The consent rule that Zimmer secured was later rescinded, and the Association's reputation declined. In August 1902, Zimmer, having stepped down from the Association's leadership, commented on the reasons for the decline:
There is nothing solid left in the Players' Protective Association. There has been no activity on the part of the present officials, and there will be none. The organization has been allowed to die because the members have seen nothing in it to interest them. Some are not pleased with the officers; others object to the paying of dues, while others still believe that they can do better by themselves than by acting in concert with all the other players; and so the Players' Protective Association gradually is being allowed to die out. One hears but little of it now, and in a year from now will hear less. It would have been a good thing for the players if they had been true to its principles and the officials had been active in carrying out all its aims and laws. However, there was failure on all sides, and the result is that the organization gradually is fading out of existence.

==Umpiring and comeback as a player==
During the 1904 and 1905 seasons, Zimmer worked as an umpire: first in the National League where he umpired 151 games in 1904, and then in the Eastern League (a minor league that later became the International League) in 1905.
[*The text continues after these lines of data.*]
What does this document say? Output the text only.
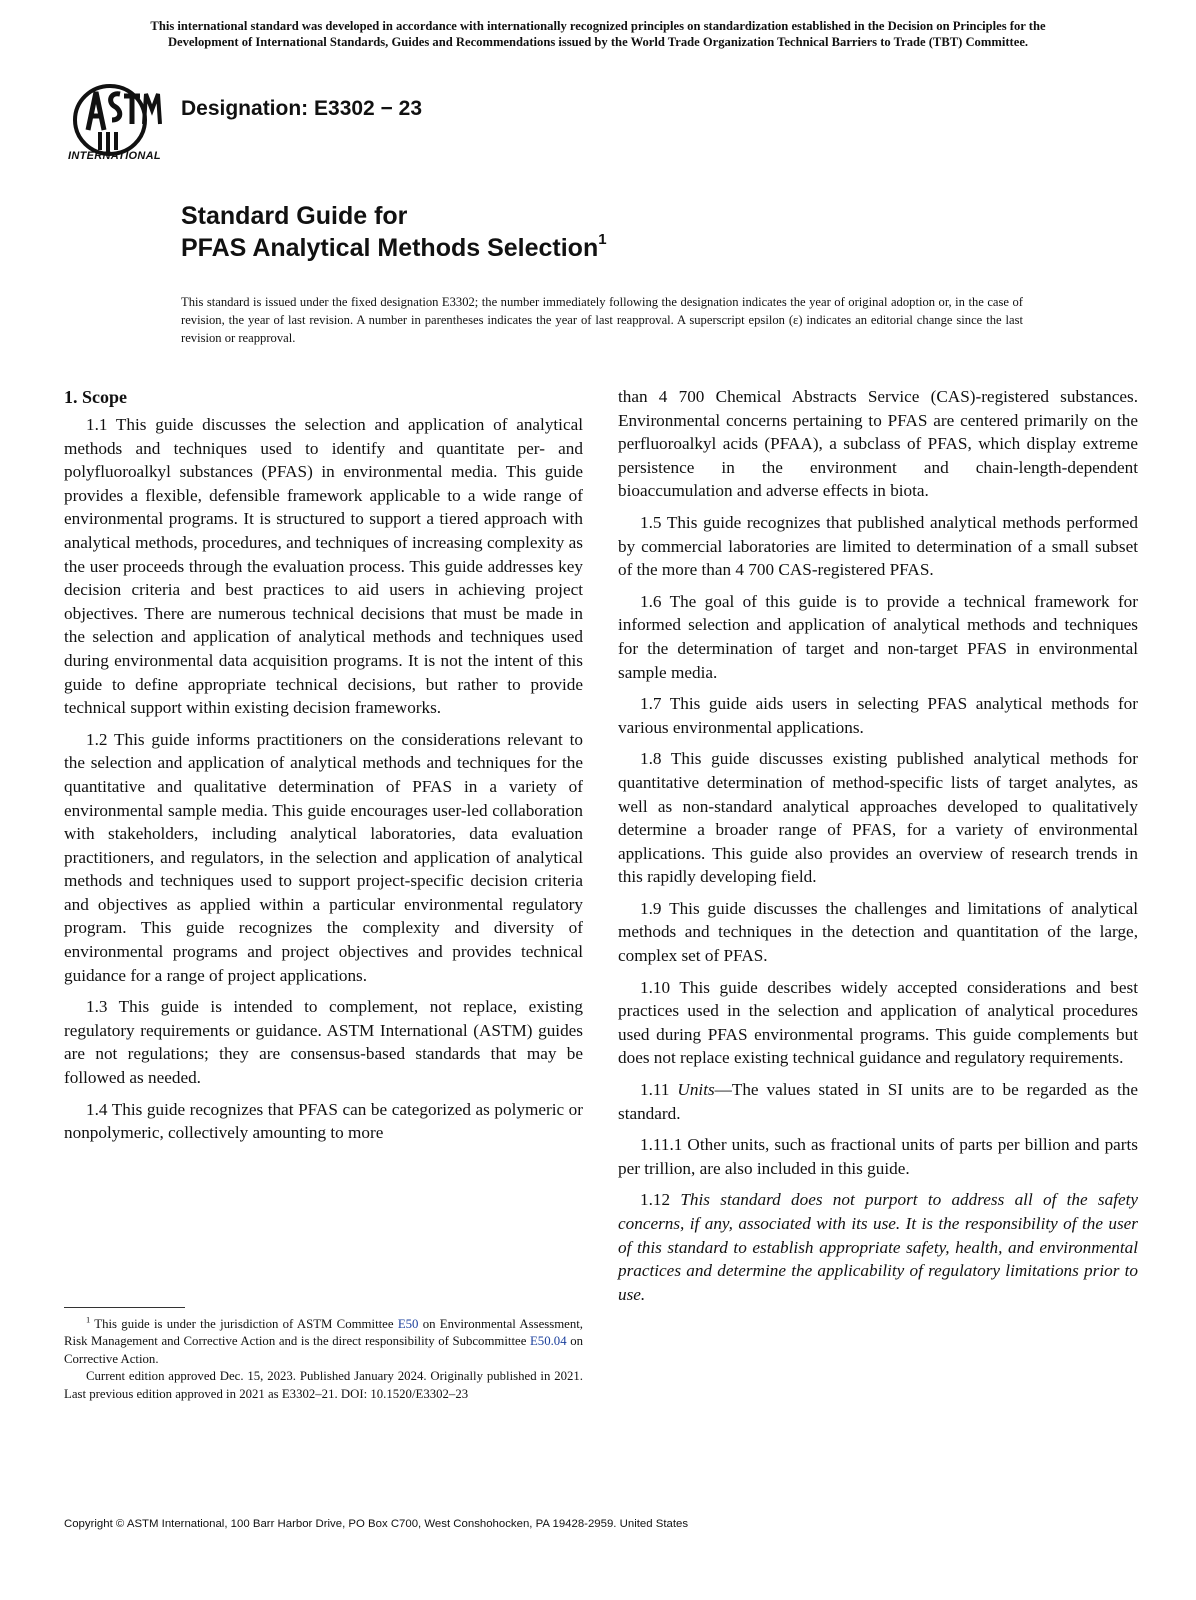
This international standard was developed in accordance with internationally recognized principles on standardization established in the Decision on Principles for the
Development of International Standards, Guides and Recommendations issued by the World Trade Organization Technical Barriers to Trade (TBT) Committee.
INTERNATIONAL
Designation: E3302 − 23
Standard Guide for
PFAS Analytical Methods Selection$^1$
This standard is issued under the fixed designation E3302; the number immediately following the designation indicates the year of original adoption or, in the case of revision, the year of last revision. A number in parentheses indicates the year of last reapproval. A superscript epsilon (ε) indicates an editorial change since the last revision or reapproval.
1. Scope

1.1 This guide discusses the selection and application of analytical methods and techniques used to identify and quantitate per- and polyfluoroalkyl substances (PFAS) in environmental media. This guide provides a flexible, defensible framework applicable to a wide range of environmental programs. It is structured to support a tiered approach with analytical methods, procedures, and techniques of increasing complexity as the user proceeds through the evaluation process. This guide addresses key decision criteria and best practices to aid users in achieving project objectives. There are numerous technical decisions that must be made in the selection and application of analytical methods and techniques used during environmental data acquisition programs. It is not the intent of this guide to define appropriate technical decisions, but rather to provide technical support within existing decision frameworks.

1.2 This guide informs practitioners on the considerations relevant to the selection and application of analytical methods and techniques for the quantitative and qualitative determination of PFAS in a variety of environmental sample media. This guide encourages user-led collaboration with stakeholders, including analytical laboratories, data evaluation practitioners, and regulators, in the selection and application of analytical methods and techniques used to support project-specific decision criteria and objectives as applied within a particular environmental regulatory program. This guide recognizes the complexity and diversity of environmental programs and project objectives and provides technical guidance for a range of project applications.

1.3 This guide is intended to complement, not replace, existing regulatory requirements or guidance. ASTM International (ASTM) guides are not regulations; they are consensus-based standards that may be followed as needed.

1.4 This guide recognizes that PFAS can be categorized as polymeric or nonpolymeric, collectively amounting to more

than 4 700 Chemical Abstracts Service (CAS)-registered substances. Environmental concerns pertaining to PFAS are centered primarily on the perfluoroalkyl acids (PFAA), a subclass of PFAS, which display extreme persistence in the environment and chain-length-dependent bioaccumulation and adverse effects in biota.

1.5 This guide recognizes that published analytical methods performed by commercial laboratories are limited to determination of a small subset of the more than 4 700 CAS-registered PFAS.

1.6 The goal of this guide is to provide a technical framework for informed selection and application of analytical methods and techniques for the determination of target and non-target PFAS in environmental sample media.

1.7 This guide aids users in selecting PFAS analytical methods for various environmental applications.

1.8 This guide discusses existing published analytical methods for quantitative determination of method-specific lists of target analytes, as well as non-standard analytical approaches developed to qualitatively determine a broader range of PFAS, for a variety of environmental applications. This guide also provides an overview of research trends in this rapidly developing field.

1.9 This guide discusses the challenges and limitations of analytical methods and techniques in the detection and quantitation of the large, complex set of PFAS.

1.10 This guide describes widely accepted considerations and best practices used in the selection and application of analytical procedures used during PFAS environmental programs. This guide complements but does not replace existing technical guidance and regulatory requirements.

1.11 Units—The values stated in SI units are to be regarded as the standard.

1.11.1 Other units, such as fractional units of parts per billion and parts per trillion, are also included in this guide.

1.12 This standard does not purport to address all of the safety concerns, if any, associated with its use. It is the responsibility of the user of this standard to establish appropriate safety, health, and environmental practices and determine the applicability of regulatory limitations prior to use.

$^1$ This guide is under the jurisdiction of ASTM Committee E50 on Environmental Assessment, Risk Management and Corrective Action and is the direct responsibility of Subcommittee E50.04 on Corrective Action.

Current edition approved Dec. 15, 2023. Published January 2024. Originally published in 2021. Last previous edition approved in 2021 as E3302–21. DOI: 10.1520/E3302–23

Copyright © ASTM International, 100 Barr Harbor Drive, PO Box C700, West Conshohocken, PA 19428-2959. United States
The following year, he staged a comeback as a player at age 45. In February 1906, he was hired as the player/manager for the Little Rock Travelers in the Southern Association. Even at age 45, Zimmer still displayed superior arm strength. After a Little Rock victory in May 1906, the Sporting Life newspaper reported: "Little Rock showed wonderful improvement and defeated Birmingham in a well-played game. The feature was the throwing of Zimmer to second." He appeared in 41 games as a player for Little Rock. His Little Rock team finished in last place with a 40–98 record.

Zimmer was among a number of Cleveland players who played in an Old-Timers' Day in July 1921; Zimmer, aged 60, caught for his former battery-mate Cy Young, aged 55.

==Family and later years==
Zimmer was married and had three daughters. During his playing career, he made furniture as a hobby during the off-season and filled his home in Cleveland with his handiwork. After retiring from baseball, Zimmer lived in Cleveland for the remainder of his life. He died there at age 88 in 1949. He was buried at Crown Hill Cemetery in Twinsburg, Ohio.